How to extract data change events from HubSpot's CRM API

Learn how to apply change data capture for extracting data changes from HubSpot.

...
By Stefan Sprenger

HubSpot offers a suite of software products for inbound marketing, sales, and customer service. For instance, one of their products, HubSpot CRM, can be used for managing all kinds of relationships with customers, like contact people, companies, deals, or offers. While HubSpot offers powerful ways for managing the valuable data related to the business, the products, and the customers of a company, it lacks advanced support for analytics.

In this article, we show how to use DataCater’s REST/HTTP source connector for extracting data change events from your HubSpot CRM account. Using a pipeline, we could push the extracted events to data sinks, such as Google Cloud BigQuery, Snowflake, or another REST/HTTP API.

Authentication

The HubSpot API provides multiple means for authentication, like OAuth2 or API keys, which are all supported by our REST/HTTP source connector. For ease of configuration, we use API keys in this article.

Understanding HubSpot's search endpoint

For all CRM objects, HubSpot provides a search endpoint in their API that can be used to retrieve, sort, and filter records. For instance, the following POST request retrieves companies sorted by the field hs_lastmodifieddate in ascending order:

curl \
  -XPOST \
  -H'Content-Type:application/json' \
  -d'{"sorts": [{"propertyName": "hs_lastmodifieddate", "direction": "ASCENDING"}]}' \
  https://api.hubapi.com/crm/v3/objects/companies/search/?hapikey=$YOUR_API_KEY

By default, the search endpoint returns 10 records. We can bump this number up to 100 (HubSpot doesn’t allow more) by setting the parameter limit:

curl \
  -XPOST \
  -H'Content-Type:application/json' \
  -d'{"limit": 100, "sorts": [{"propertyName": "hs_lastmodifieddate", "direction": "ASCENDING"}]}' \
  https://api.hubapi.com/crm/v3/objects/companies/search/?hapikey=$YOUR_API_KEY

The option filterGroups allows us to select only records matching specific filters (or requirements). For instance, we might use it to fetch companies that have been modified in HubSpot (attribute hs_lastmodifieddate) after 2022/01/01 00:00:00 (UNIX timestamp 1640991600):

curl \
  -XPOST \
  -H'Content-Type:application/json' \
  -d'{"filterGroups":[{"filters":[{"propertyName": "hs_lastmodifieddate","operator": "GT","value":1640991600}]}], "limit": 100, "sorts": [{"propertyName": "hs_lastmodifieddate", "direction": "ASCENDING"}]}' \
  https://api.hubapi.com/crm/v3/objects/companies/search/?hapikey=$YOUR_API_KEY

By combining these different search options, we can (1) efficiently walk over all records stored in HubSpot and (2) implement change data capture by monitoring the HubSpot API for changes.

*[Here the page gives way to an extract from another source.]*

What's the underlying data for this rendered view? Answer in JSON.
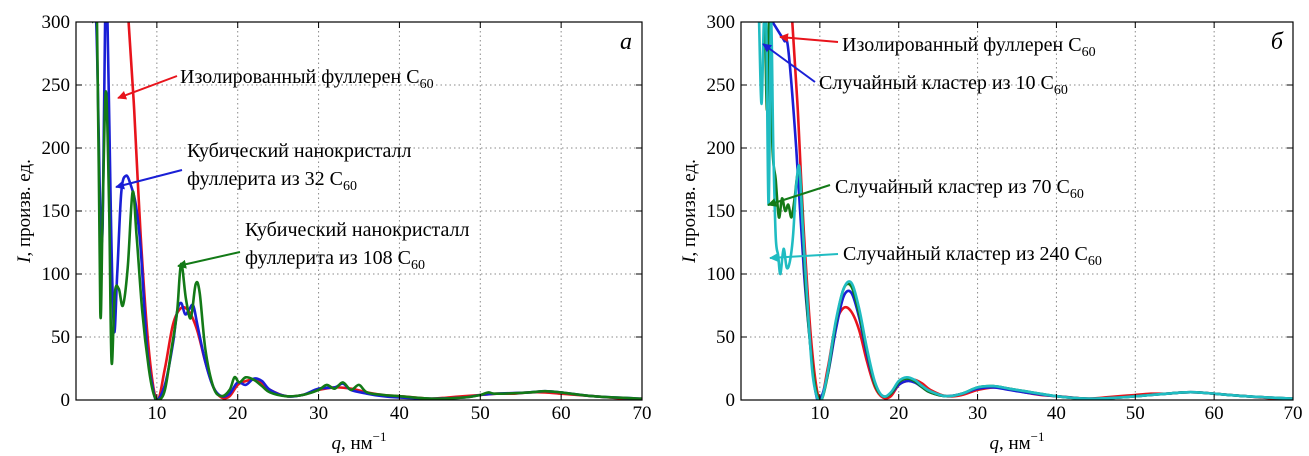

All we need to do is to recurringly execute an API request, which sorts companies by their change time (hs_lastmodifieddate), and update the value in the filter on the attribute hs_lastmodifieddate with each request such that a request searches for all companies, which have a value in hs_lastmodifieddate that is greater than the greatest value of the prior request.

Sounds complicated to set up? Try out our REST/HTTP connector.

Setting up DataCater's REST connector

Please create a new REST source connector and fill out the fields URI, HTTP method, HTTP request headers, and HTTP request body, accordingly to the curl commands shown in the prior section:

Configuration of the REST/HTTP source connector for HubSpot.
General configuration of the REST/HTTP source connector for HubSpot.

Note that we use the variable ${offset.timestamp?datetime.iso?long} in the HTTP request body. DataCater’s REST connector automatically fills it with the largest timestamp value it has processed. We also need to fill the fields JSON Pointer to records list with /results and Name of the attribute holding the record key with id to (1) point the connector to the JSON array in the API response that holds the records and (2) let the connector know which attribute holds unique record identifiers.

To finish the connector configuration, please navigate to the Change Data Capture tab and choose updatedAt as the Name of the attribute holding the timestamp of the record’s most recent update:

CDC configuration of the REST/HTTP source connector for HubSpot.
Change data capture-related configuration of the REST/HTTP source connector for HubSpot.

That’s it! You can save the data source, create a new pipeline, and start consuming change events from HubSpot in (near) real-time.

Summary

Using HubSpot’s search endpoint, we can perform powerful search queries that sort and filter CRM records. By combining the sorts and filterGroups options, we can walk over all records stored in HubSpot and monitor HubSpot for changes.

We used DataCater’s REST/HTTP source connector to implement change data capture with HubSpot without having to track the state of the data extraction, i.e., the timestamps, ourselves.